Good snack foods include trail mix, lightly salted nuts or snack mixes, and vegetables or fresh fruit. When weight is an issue, fruit bars, granola bars and protein bars are good snacks.
Avoid foods that will make you thirsty, such as potato chips, and foods that can be easily crushed.
Always consider the weather when packing your food. On hot days, be careful to bring foods that will keep in the heat. In berry season, please use discretion when picking, and do not pick in parks and protected areas. Watch for bears - you are trespassing in their berry patch.
Never pick and eat any berries, mushrooms or plants unless you know they are edible. Do not feed wildlife unless the site encourages it, such as at Reifel. Never feed any wildlife when in the backcountry.
Make sure that you pack out EVERYTHING, including apple cores, orange peels etc.
Please have everything prepared the night before, and do not depend on stopping to pick up water and food on ferries or at gas stations enroute.
Meeting and carpool locations will be provided in individual trip descriptions.
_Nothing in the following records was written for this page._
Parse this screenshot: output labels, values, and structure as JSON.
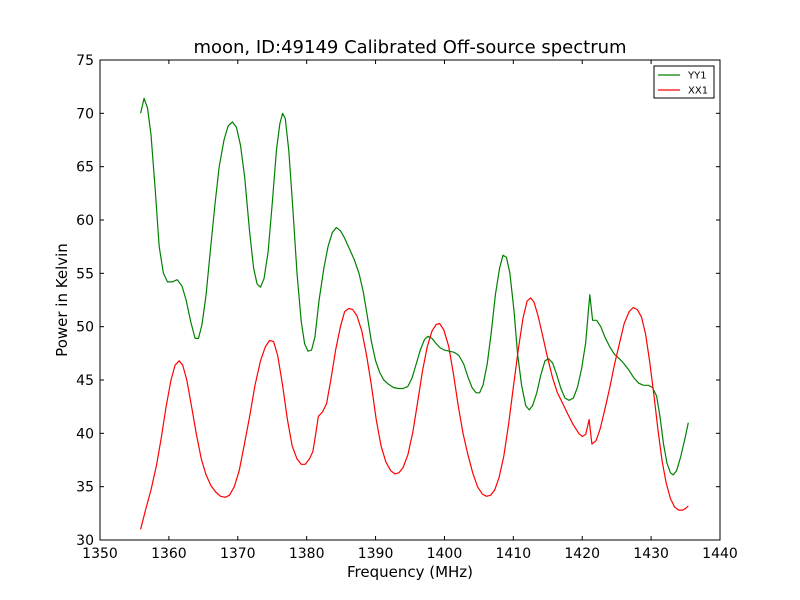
{
  "chart_data": {
    "type": "line",
    "title": "moon, ID:49149 Calibrated Off-source spectrum",
    "xlabel": "Frequency (MHz)",
    "ylabel": "Power in Kelvin",
    "xlim": [
      1350,
      1440
    ],
    "ylim": [
      30,
      75
    ],
    "xticks": [
      1350,
      1360,
      1370,
      1380,
      1390,
      1400,
      1410,
      1420,
      1430,
      1440
    ],
    "yticks": [
      30,
      35,
      40,
      45,
      50,
      55,
      60,
      65,
      70,
      75
    ],
    "grid": false,
    "legend": "top-right",
    "series": [
      {
        "name": "YY1",
        "color": "#008000",
        "points": [
          [
            1355.9,
            70.0
          ],
          [
            1356.4,
            71.4
          ],
          [
            1356.9,
            70.5
          ],
          [
            1357.4,
            68.0
          ],
          [
            1358.0,
            63.0
          ],
          [
            1358.6,
            57.5
          ],
          [
            1359.2,
            55.0
          ],
          [
            1359.8,
            54.2
          ],
          [
            1360.5,
            54.2
          ],
          [
            1361.2,
            54.4
          ],
          [
            1361.9,
            53.8
          ],
          [
            1362.5,
            52.5
          ],
          [
            1363.2,
            50.4
          ],
          [
            1363.8,
            48.9
          ],
          [
            1364.3,
            48.9
          ],
          [
            1364.8,
            50.2
          ],
          [
            1365.4,
            53.0
          ],
          [
            1366.0,
            57.0
          ],
          [
            1366.7,
            61.5
          ],
          [
            1367.3,
            65.0
          ],
          [
            1368.0,
            67.5
          ],
          [
            1368.6,
            68.8
          ],
          [
            1369.2,
            69.2
          ],
          [
            1369.8,
            68.7
          ],
          [
            1370.4,
            67.0
          ],
          [
            1371.0,
            64.0
          ],
          [
            1371.7,
            59.0
          ],
          [
            1372.3,
            55.5
          ],
          [
            1372.8,
            54.0
          ],
          [
            1373.3,
            53.7
          ],
          [
            1373.8,
            54.5
          ],
          [
            1374.4,
            57.0
          ],
          [
            1375.0,
            61.5
          ],
          [
            1375.6,
            66.5
          ],
          [
            1376.1,
            69.0
          ],
          [
            1376.5,
            70.0
          ],
          [
            1376.9,
            69.5
          ],
          [
            1377.4,
            66.5
          ],
          [
            1378.0,
            61.0
          ],
          [
            1378.6,
            55.0
          ],
          [
            1379.2,
            50.5
          ],
          [
            1379.7,
            48.4
          ],
          [
            1380.2,
            47.7
          ],
          [
            1380.7,
            47.8
          ],
          [
            1381.2,
            49.0
          ],
          [
            1381.8,
            52.5
          ],
          [
            1382.5,
            55.5
          ],
          [
            1383.1,
            57.5
          ],
          [
            1383.7,
            58.8
          ],
          [
            1384.3,
            59.3
          ],
          [
            1384.9,
            59.0
          ],
          [
            1385.5,
            58.3
          ],
          [
            1386.2,
            57.3
          ],
          [
            1386.9,
            56.3
          ],
          [
            1387.6,
            55.0
          ],
          [
            1388.2,
            53.3
          ],
          [
            1388.8,
            51.0
          ],
          [
            1389.4,
            48.6
          ],
          [
            1390.0,
            46.8
          ],
          [
            1390.6,
            45.7
          ],
          [
            1391.2,
            45.0
          ],
          [
            1391.9,
            44.6
          ],
          [
            1392.6,
            44.3
          ],
          [
            1393.3,
            44.2
          ],
          [
            1394.0,
            44.2
          ],
          [
            1394.7,
            44.4
          ],
          [
            1395.3,
            45.2
          ],
          [
            1395.9,
            46.5
          ],
          [
            1396.5,
            47.8
          ],
          [
            1397.1,
            48.8
          ],
          [
            1397.6,
            49.1
          ],
          [
            1398.2,
            48.9
          ],
          [
            1398.8,
            48.4
          ],
          [
            1399.4,
            48.0
          ],
          [
            1400.0,
            47.8
          ],
          [
            1400.7,
            47.7
          ],
          [
            1401.4,
            47.6
          ],
          [
            1402.1,
            47.3
          ],
          [
            1402.8,
            46.5
          ],
          [
            1403.4,
            45.3
          ],
          [
            1404.0,
            44.3
          ],
          [
            1404.6,
            43.8
          ],
          [
            1405.1,
            43.8
          ],
          [
            1405.6,
            44.5
          ],
          [
            1406.2,
            46.5
          ],
          [
            1406.8,
            49.5
          ],
          [
            1407.4,
            53.0
          ],
          [
            1408.0,
            55.5
          ],
          [
            1408.5,
            56.7
          ],
          [
            1409.0,
            56.5
          ],
          [
            1409.5,
            55.0
          ],
          [
            1410.1,
            51.5
          ],
          [
            1410.6,
            47.5
          ],
          [
            1411.2,
            44.5
          ],
          [
            1411.8,
            42.6
          ],
          [
            1412.3,
            42.2
          ],
          [
            1412.8,
            42.6
          ],
          [
            1413.4,
            43.8
          ],
          [
            1414.0,
            45.5
          ],
          [
            1414.6,
            46.8
          ],
          [
            1415.1,
            47.0
          ],
          [
            1415.7,
            46.6
          ],
          [
            1416.3,
            45.5
          ],
          [
            1416.9,
            44.2
          ],
          [
            1417.5,
            43.3
          ],
          [
            1418.1,
            43.1
          ],
          [
            1418.7,
            43.3
          ],
          [
            1419.3,
            44.3
          ],
          [
            1419.9,
            46.0
          ],
          [
            1420.5,
            48.5
          ],
          [
            1420.9,
            51.5
          ],
          [
            1421.1,
            53.0
          ],
          [
            1421.5,
            50.6
          ],
          [
            1422.1,
            50.6
          ],
          [
            1422.7,
            50.0
          ],
          [
            1423.3,
            49.0
          ],
          [
            1424.0,
            48.1
          ],
          [
            1424.7,
            47.4
          ],
          [
            1425.4,
            47.0
          ],
          [
            1426.1,
            46.5
          ],
          [
            1426.8,
            45.9
          ],
          [
            1427.5,
            45.2
          ],
          [
            1428.2,
            44.7
          ],
          [
            1428.9,
            44.5
          ],
          [
            1429.6,
            44.5
          ],
          [
            1430.2,
            44.3
          ],
          [
            1430.8,
            43.5
          ],
          [
            1431.3,
            41.5
          ],
          [
            1431.8,
            39.0
          ],
          [
            1432.3,
            37.2
          ],
          [
            1432.8,
            36.3
          ],
          [
            1433.2,
            36.1
          ],
          [
            1433.7,
            36.5
          ],
          [
            1434.3,
            37.8
          ],
          [
            1434.9,
            39.5
          ],
          [
            1435.4,
            41.0
          ]
        ]
      },
      {
        "name": "XX1",
        "color": "#ff0000",
        "points": [
          [
            1355.9,
            31.0
          ],
          [
            1356.6,
            32.8
          ],
          [
            1357.4,
            34.7
          ],
          [
            1358.2,
            37.0
          ],
          [
            1358.9,
            39.6
          ],
          [
            1359.6,
            42.5
          ],
          [
            1360.3,
            45.0
          ],
          [
            1360.9,
            46.4
          ],
          [
            1361.5,
            46.8
          ],
          [
            1362.0,
            46.4
          ],
          [
            1362.6,
            45.0
          ],
          [
            1363.3,
            42.5
          ],
          [
            1364.0,
            39.9
          ],
          [
            1364.7,
            37.6
          ],
          [
            1365.4,
            36.1
          ],
          [
            1366.1,
            35.1
          ],
          [
            1366.8,
            34.5
          ],
          [
            1367.5,
            34.1
          ],
          [
            1368.2,
            34.0
          ],
          [
            1368.8,
            34.2
          ],
          [
            1369.5,
            35.0
          ],
          [
            1370.2,
            36.5
          ],
          [
            1370.9,
            38.8
          ],
          [
            1371.7,
            41.5
          ],
          [
            1372.5,
            44.5
          ],
          [
            1373.3,
            46.8
          ],
          [
            1374.0,
            48.1
          ],
          [
            1374.6,
            48.7
          ],
          [
            1375.2,
            48.6
          ],
          [
            1375.8,
            47.3
          ],
          [
            1376.5,
            44.5
          ],
          [
            1377.2,
            41.3
          ],
          [
            1377.9,
            38.8
          ],
          [
            1378.6,
            37.6
          ],
          [
            1379.2,
            37.1
          ],
          [
            1379.8,
            37.1
          ],
          [
            1380.4,
            37.6
          ],
          [
            1380.9,
            38.3
          ],
          [
            1381.4,
            40.3
          ],
          [
            1381.7,
            41.6
          ],
          [
            1382.3,
            42.0
          ],
          [
            1382.9,
            42.8
          ],
          [
            1383.5,
            45.0
          ],
          [
            1384.2,
            47.8
          ],
          [
            1384.9,
            50.0
          ],
          [
            1385.5,
            51.4
          ],
          [
            1386.1,
            51.7
          ],
          [
            1386.7,
            51.6
          ],
          [
            1387.3,
            51.0
          ],
          [
            1388.0,
            49.6
          ],
          [
            1388.7,
            47.3
          ],
          [
            1389.4,
            44.5
          ],
          [
            1390.1,
            41.3
          ],
          [
            1390.8,
            38.8
          ],
          [
            1391.5,
            37.3
          ],
          [
            1392.2,
            36.5
          ],
          [
            1392.8,
            36.2
          ],
          [
            1393.4,
            36.3
          ],
          [
            1394.0,
            36.8
          ],
          [
            1394.7,
            38.0
          ],
          [
            1395.4,
            40.1
          ],
          [
            1396.1,
            42.9
          ],
          [
            1396.8,
            45.8
          ],
          [
            1397.5,
            48.1
          ],
          [
            1398.2,
            49.6
          ],
          [
            1398.8,
            50.2
          ],
          [
            1399.3,
            50.3
          ],
          [
            1399.9,
            49.7
          ],
          [
            1400.6,
            48.2
          ],
          [
            1401.3,
            45.6
          ],
          [
            1402.0,
            42.6
          ],
          [
            1402.7,
            40.0
          ],
          [
            1403.4,
            38.0
          ],
          [
            1404.1,
            36.3
          ],
          [
            1404.8,
            35.0
          ],
          [
            1405.5,
            34.3
          ],
          [
            1406.1,
            34.1
          ],
          [
            1406.7,
            34.2
          ],
          [
            1407.3,
            34.7
          ],
          [
            1407.9,
            35.8
          ],
          [
            1408.6,
            37.8
          ],
          [
            1409.3,
            40.8
          ],
          [
            1410.0,
            44.3
          ],
          [
            1410.7,
            47.8
          ],
          [
            1411.4,
            50.8
          ],
          [
            1412.0,
            52.4
          ],
          [
            1412.5,
            52.7
          ],
          [
            1413.0,
            52.3
          ],
          [
            1413.6,
            51.0
          ],
          [
            1414.3,
            49.0
          ],
          [
            1415.0,
            47.0
          ],
          [
            1415.7,
            45.2
          ],
          [
            1416.4,
            43.8
          ],
          [
            1417.1,
            42.9
          ],
          [
            1417.9,
            41.8
          ],
          [
            1418.7,
            40.8
          ],
          [
            1419.5,
            40.0
          ],
          [
            1420.0,
            39.7
          ],
          [
            1420.5,
            39.9
          ],
          [
            1420.8,
            40.7
          ],
          [
            1421.0,
            41.3
          ],
          [
            1421.4,
            39.0
          ],
          [
            1422.0,
            39.3
          ],
          [
            1422.6,
            40.4
          ],
          [
            1423.3,
            42.3
          ],
          [
            1424.0,
            44.3
          ],
          [
            1424.7,
            46.5
          ],
          [
            1425.4,
            48.4
          ],
          [
            1426.1,
            50.3
          ],
          [
            1426.8,
            51.4
          ],
          [
            1427.4,
            51.8
          ],
          [
            1428.0,
            51.6
          ],
          [
            1428.6,
            50.9
          ],
          [
            1429.2,
            49.3
          ],
          [
            1429.8,
            46.7
          ],
          [
            1430.4,
            43.6
          ],
          [
            1431.0,
            40.3
          ],
          [
            1431.6,
            37.4
          ],
          [
            1432.2,
            35.3
          ],
          [
            1432.8,
            33.9
          ],
          [
            1433.4,
            33.1
          ],
          [
            1434.0,
            32.8
          ],
          [
            1434.6,
            32.8
          ],
          [
            1435.1,
            33.0
          ],
          [
            1435.4,
            33.2
          ]
        ]
      }
    ]
  }
}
Trip leaders try to ensure that meeting and carpool locations are accessible by transit.
For public transit information in the Lower Mainland, contact Translink at 604-953-3333 or www.translink.ca. For trips requiring a ferry journey, contact BC Ferries at 1-888-223-3779 or www.bcferries.com.
Do not forget when ferry travel is involved, that you will have to pay on the return trip, except for Bowen Island.
Nature Vancouver encourages members to carpool as much as possible for field trips. This reduces the environmental impact of the trip and helps to spread the cost around. Many locations have limited parking available.
On all trips, passengers should contribute to gas expenses. The suggested cost of carpooling is $5 per person, per hour of driving on regular roads. On gravel roads, the suggested cost is $8 per person, per hour of driving.
Nature Vancouver is always looking for more field trip leaders. Leaders do not need to be especially knowledgeable about birds, plants, or other aspects of nature as the primary role of the trip leaders is to organize and facilitate the trip. Contact the Field Trip Coordinator, Cynthia Crampton, or Hiking and Backpacking Team Leader, Bill Kinkaid, for more information about becoming a Nature Vancouver field trip leader.
It is important that field trip leaders are familiar with the Nature Vancouver Guidelines for Field Trip Leaders. Please read them carefully.